All this I may have been willing to address and answer. In fact, I made some efforts. But, OSC’s comment persisting in deviating further into the absurd as the comment progressed. The first major transgression from anything I thought could even be argued an honest misunderstanding was the question of whether a wellbeing-based morality would permit a person to rape and torture 2 children, to save the lives of 3 children. The honest answer is that I don’t know. I don’t know all 5 children surviving, where two are raped and tortured is better than 2 children surviving without rape and torture, and three dying. (The fact I don’t know doesn’t stop that being an objective question. I also don’t know which is heavier: an average apple or an average nectarin.) But the thought experiment is so poorly thought-through. The person being indicted here the person who has to choose between the rape or the murder? Because it seems to be the person who should be indicted is the person who actually set-up this twisted little scenario. But, also, what is the Christian answer here? Should you permit 3 to death, or rape and torture 2? The failure of this thought experiment isn’t wellbeing, it’s that all options are heinous. Christianity fails to get a happy resolution to this, as well.

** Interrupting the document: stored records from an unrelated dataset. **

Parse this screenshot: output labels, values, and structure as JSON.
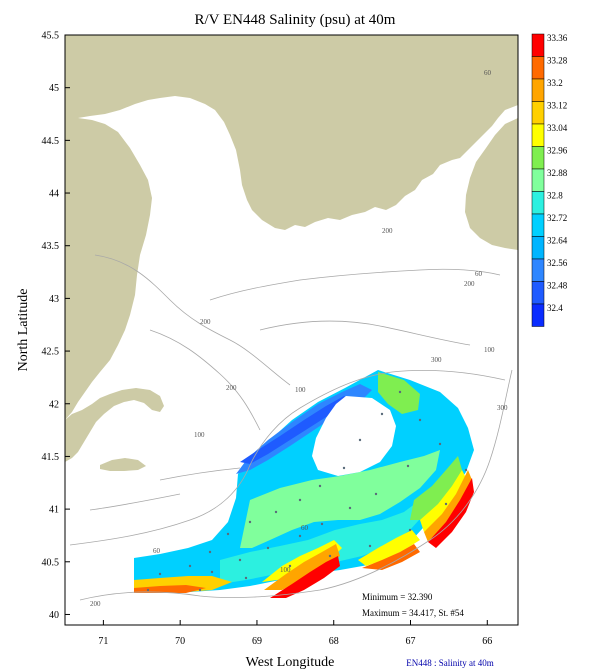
{
  "title": "R/V EN448 Salinity (psu) at 40m",
  "axes": {
    "xlabel": "West Longitude",
    "ylabel": "North Latitude",
    "x_ticks": [
      "71",
      "70",
      "69",
      "68",
      "67",
      "66"
    ],
    "y_ticks": [
      "45.5",
      "45",
      "44.5",
      "44",
      "43.5",
      "43",
      "42.5",
      "42",
      "41.5",
      "41",
      "40.5",
      "40"
    ],
    "x_range_west_longitude": [
      71.5,
      65.6
    ],
    "y_range_north_latitude": [
      39.9,
      45.5
    ]
  },
  "colorbar": {
    "labels": [
      "33.36",
      "33.28",
      "33.2",
      "33.12",
      "33.04",
      "32.96",
      "32.88",
      "32.8",
      "32.72",
      "32.64",
      "32.56",
      "32.48",
      "32.4"
    ],
    "colors": [
      "#ff0000",
      "#ff6a00",
      "#ffa500",
      "#ffd000",
      "#ffff00",
      "#7fee50",
      "#80ff9c",
      "#2cf0e0",
      "#00d0ff",
      "#00b5ff",
      "#2e86ff",
      "#1f5bff",
      "#0a2cff"
    ]
  },
  "colors": {
    "land": "#cdcba6",
    "bathymetry_contour": "#a8a8a8",
    "footer_text": "#0000aa"
  },
  "contour_labels": [
    "60",
    "200",
    "200",
    "60",
    "200",
    "300",
    "100",
    "200",
    "100",
    "100",
    "300",
    "60",
    "60",
    "100",
    "200"
  ],
  "annotations": {
    "minimum": "Minimum = 32.390",
    "maximum": "Maximum = 34.417, St. #54"
  },
  "footer": "EN448 : Salinity at 40m"
}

At some sort of tipping point, OSC stepped into politics. He started talking about utopianism, and how all ideas of utopia have been just-the-other-side of awful and heinous things. He started talking of the suppression of religious freedoms under the Soviets. He started talking about eugenics under the Nazis. He started talking about how my view―that of safeguarding wellbeing and having an open and frank discussion about what is good―would lead to horror and atrocity. I didn’t force his views―one of understanding morality through some epiphany or religious revelation in a relationship with God―into Crusades and Inquisitions or religious persecution and Witch Hunts. But, apparently, no such courtesy was extended to me. Everything that is not theistically defined morality, to OSC, is all Soviet oppression and Nazi eugenics.
Do I have to answer that? From a practical sense, are there people who read a conversation like that and will have OSC’s absurd strawman slip past their intellectual faculties? How much work is ahead of me when my interlocutor doesn’t get a single element of my proposal right and compares it to the complete antithesis of what I’ve said? I’ve got to restate my position, actively disavow and untangle that position from the smear and then start unpicking anything they presented as their own view. It’s overloading, putting work before me that I should never have to do.

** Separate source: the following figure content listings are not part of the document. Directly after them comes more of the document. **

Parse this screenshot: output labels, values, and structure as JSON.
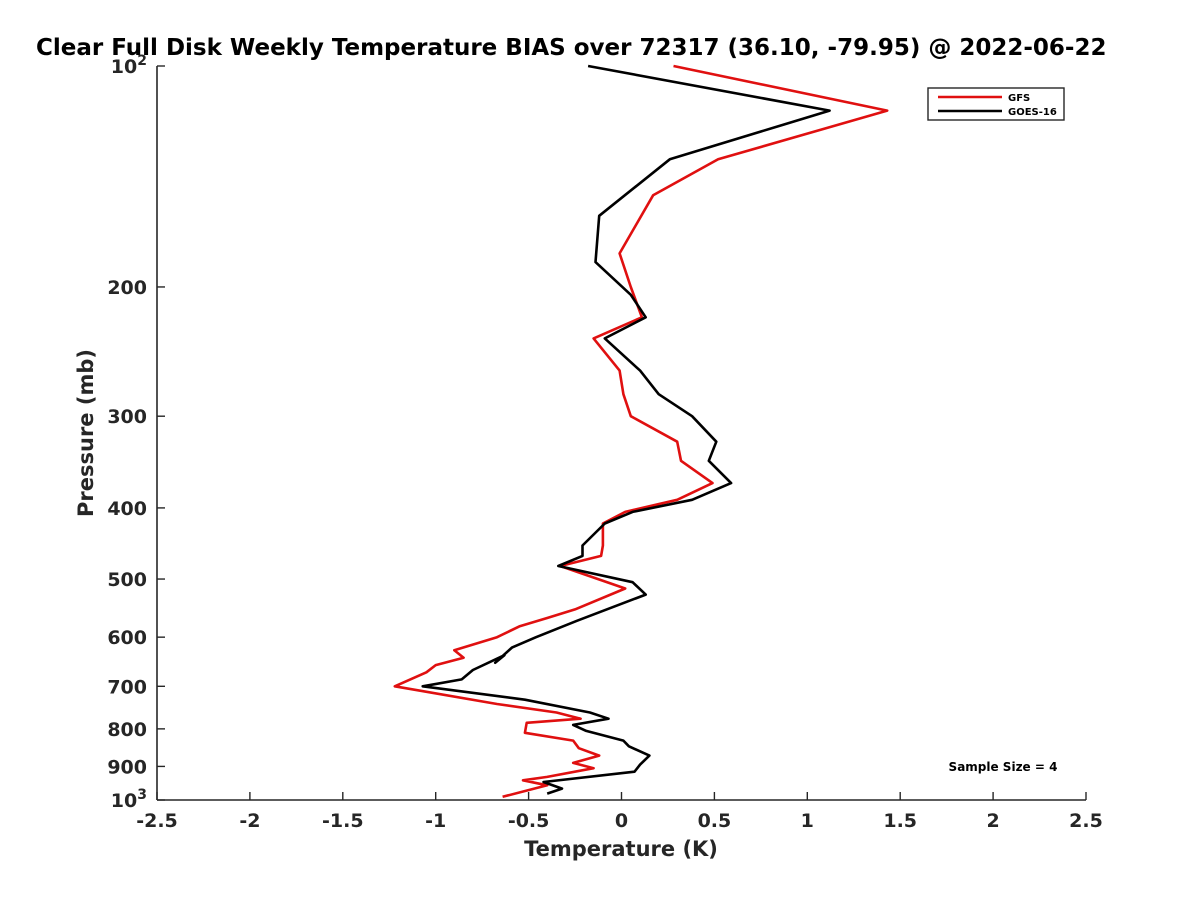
{
  "chart_data": {
    "type": "line",
    "title": "Clear Full Disk Weekly Temperature BIAS over 72317 (36.10, -79.95) @ 2022-06-22",
    "xlabel": "Temperature (K)",
    "ylabel": "Pressure (mb)",
    "xlim": [
      -2.5,
      2.5
    ],
    "ylim": [
      100,
      1000
    ],
    "y_scale": "log",
    "y_reversed": true,
    "x_ticks": [
      "-2.5",
      "-2",
      "-1.5",
      "-1",
      "-0.5",
      "0",
      "0.5",
      "1",
      "1.5",
      "2",
      "2.5"
    ],
    "x_tick_values": [
      -2.5,
      -2,
      -1.5,
      -1,
      -0.5,
      0,
      0.5,
      1,
      1.5,
      2,
      2.5
    ],
    "y_ticks": [
      {
        "value": 100,
        "base": "10",
        "exp": "2"
      },
      {
        "value": 200,
        "label": "200"
      },
      {
        "value": 300,
        "label": "300"
      },
      {
        "value": 400,
        "label": "400"
      },
      {
        "value": 500,
        "label": "500"
      },
      {
        "value": 600,
        "label": "600"
      },
      {
        "value": 700,
        "label": "700"
      },
      {
        "value": 800,
        "label": "800"
      },
      {
        "value": 900,
        "label": "900"
      },
      {
        "value": 1000,
        "base": "10",
        "exp": "3"
      }
    ],
    "legend_position": "top-right",
    "grid": false,
    "annotation": "Sample Size = 4",
    "series": [
      {
        "name": "GFS",
        "color": "#e01010",
        "x": [
          0.28,
          1.43,
          0.52,
          0.17,
          -0.01,
          0.05,
          0.11,
          -0.15,
          -0.01,
          0.01,
          0.05,
          0.3,
          0.32,
          0.49,
          0.3,
          0.02,
          -0.1,
          -0.1,
          -0.11,
          -0.33,
          0.02,
          -0.25,
          -0.4,
          -0.55,
          -0.67,
          -0.9,
          -0.85,
          -1.0,
          -1.05,
          -1.22,
          -0.67,
          -0.35,
          -0.22,
          -0.51,
          -0.52,
          -0.26,
          -0.23,
          -0.12,
          -0.26,
          -0.15,
          -0.4,
          -0.53,
          -0.4,
          -0.64
        ],
        "y": [
          100,
          115,
          134,
          150,
          180,
          200,
          220,
          235,
          260,
          280,
          300,
          325,
          345,
          370,
          390,
          405,
          420,
          450,
          465,
          480,
          515,
          550,
          565,
          580,
          600,
          625,
          640,
          655,
          670,
          700,
          740,
          760,
          775,
          785,
          810,
          830,
          850,
          870,
          890,
          905,
          930,
          940,
          955,
          990
        ]
      },
      {
        "name": "GOES-16",
        "color": "#000000",
        "x": [
          -0.18,
          1.12,
          0.26,
          -0.12,
          -0.14,
          0.05,
          0.13,
          -0.09,
          0.1,
          0.2,
          0.38,
          0.51,
          0.47,
          0.59,
          0.38,
          0.06,
          -0.09,
          -0.21,
          -0.21,
          -0.34,
          0.06,
          0.13,
          -0.24,
          -0.46,
          -0.59,
          -0.68,
          -0.63,
          -0.8,
          -0.86,
          -1.07,
          -0.52,
          -0.17,
          -0.07,
          -0.26,
          -0.19,
          0.01,
          0.04,
          0.15,
          0.1,
          0.07,
          -0.42,
          -0.32,
          -0.4
        ],
        "y": [
          100,
          115,
          134,
          160,
          185,
          205,
          220,
          235,
          260,
          280,
          300,
          325,
          345,
          370,
          390,
          405,
          420,
          450,
          465,
          480,
          505,
          525,
          570,
          600,
          620,
          650,
          635,
          665,
          685,
          700,
          730,
          760,
          775,
          790,
          805,
          830,
          845,
          870,
          895,
          915,
          945,
          965,
          980
        ]
      }
    ]
  }
}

My response to OSC was frustrated and angry. OSC is an elegant and intelligent writer, and for that reason I had been hooked into a long and time consuming discussion with him. Some of his religious views are nuanced, intricate and require considerable ruminations over, especially the epiphany-interpretation of Christianity I explored in my last post. This (along with the fact morality matters to me) is why I responded badly, having felt betrayed by OSC sudden descent into such insane argumentation.